Durante vários dias, as ruas e as praças da bela Budapeste foram animadas por manifestações protestando contra a “lei da escravidão”, proposta por Orban e seu partido, que aumenta de 250 para 400 as horas-extras que as empresas podem solicitar aos seus operários e funcionários. Como se não bastasse, a lei prevê que o pagamento das mesmas possa ser efetuado no decorrer de três anos (antes, o prazo era de um ano).
Na vizinha – e muito mais rica – Áustria, outro governo “soberanista” introduziu, em 1° setembro de 2018, uma nova disciplina de jornadas que prevê o seguinte: em caso de necessidade, para “possibilitar que as empresas respondam com mais prontidão às demandas do mercado”, elas poderão pedir que seus funcionários trabalhem até 12 horas por dia e 60 horas por semana (os limites anteriores eram de 10 e 50 horas, respectivamente). As horas adicionais não serão pagas como horas-extra, mas serão compensadas ao longo do ano – pelo menos é o que parece, pois na verdade há uma obscura indeterminação sobre o tema, por parte do governo Kurz. De resto, na maioria dos casos nos quais foi implantado o “banco de horas” empresarial, os trabalhadores ficam sempre à espera de compensações que não chegam.

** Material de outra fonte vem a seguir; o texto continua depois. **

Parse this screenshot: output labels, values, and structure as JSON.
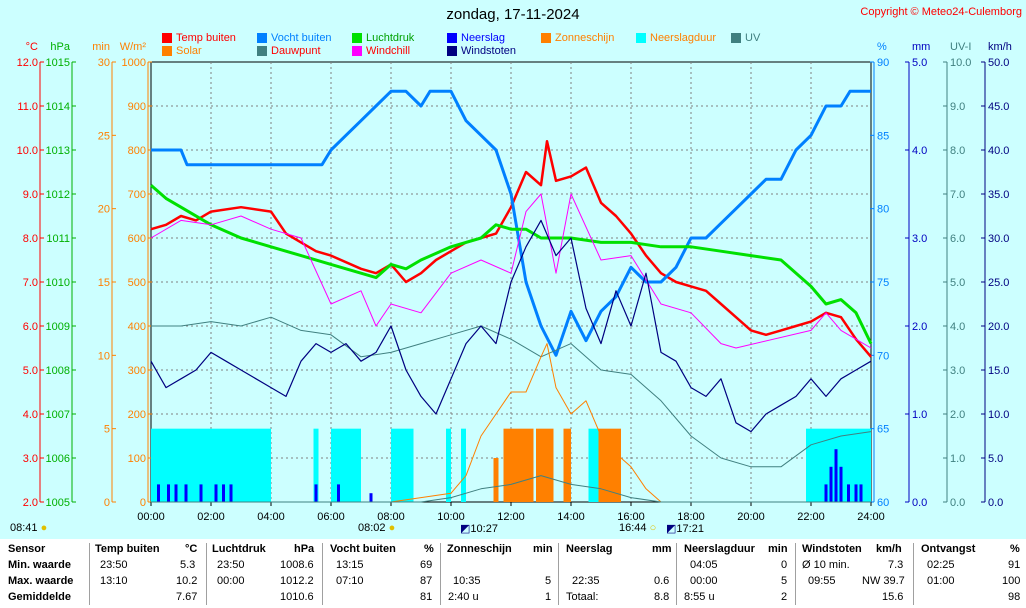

É por isso que utilizar o termo escravidão para essas circunstâncias é, a rigor, impróprio, como nos lembra Dante Lepore em seu Escravidão do terceiro milênio (PonSinMor, 2017), uma vez que, no capitalismo, vivemos em um regime permanente de escravidão assalariada, independentemente de uma ou outra medida específica. Digamos, então, que essas leis “soberanistas” reiteram e aprofundam a soberania do capital sobre o “trabalho assalariado escravizado”.
Mas não se tratam de casos isolados. Em meados do ano passado, o czar dos “soberanistas” de todo o mundo (depois de Trump), Vladimir Vladimirovic Putin, instruiu o governo de Medvedev a aumentar de uma só vez, em 5 anos, a idade de aposentaria para os homens (de 60 a 65 anos, em um país onde a expectativa de vida para os homens é de 67 anos, e para os operários de alguns anos a menos) e em 8 anos para as mulheres (de 55 a 63) – um prolongamento das horas de trabalho ao longo da vida que nem mesmo Fornero foi capaz de implementar [1]. E que, em muitos casos, significará o cancelamento do direito de aposentadoria, pois a morte chegará antes do limite de idade. A vivacidade dos protestos nas praças, especialmente por parte das mulheres, levou Putin a retroceder parcialmente: a idade de aposentadoria para mulheres aumentou “apenas” em 5 anos, permanecendo inalterado, entretanto – por “razões financeiras” (soberanas) –, o piso de 65 anos para os homens.
Se passamos para as Américas, constatamos que o governo Temer, aquele que abriu o caminho para a chegada de Bolsonaro, não muito antes de ceder-lhe seu lugar, chegou a formular uma proposta de “modernização” da legislação trabalhista que permitiria a ampliação da jornada laboral para até 12 horas, a semana laboral de 48 horas e a jornada mensal de 220 horas. E estabelecia, em sua proposta inicial da previdência, como condição para a aposentadoria integral, 49 anos ininterrupto de contribuição previdenciária (em um país onde a expectativa de vida é desigual e particularmente baixa entre os Estados mais pobres). Logo após ser eleito, o “soberanista” Bolsonaro jurou que não tocaria nessa admirável “reforma”, e devemos acreditar nele.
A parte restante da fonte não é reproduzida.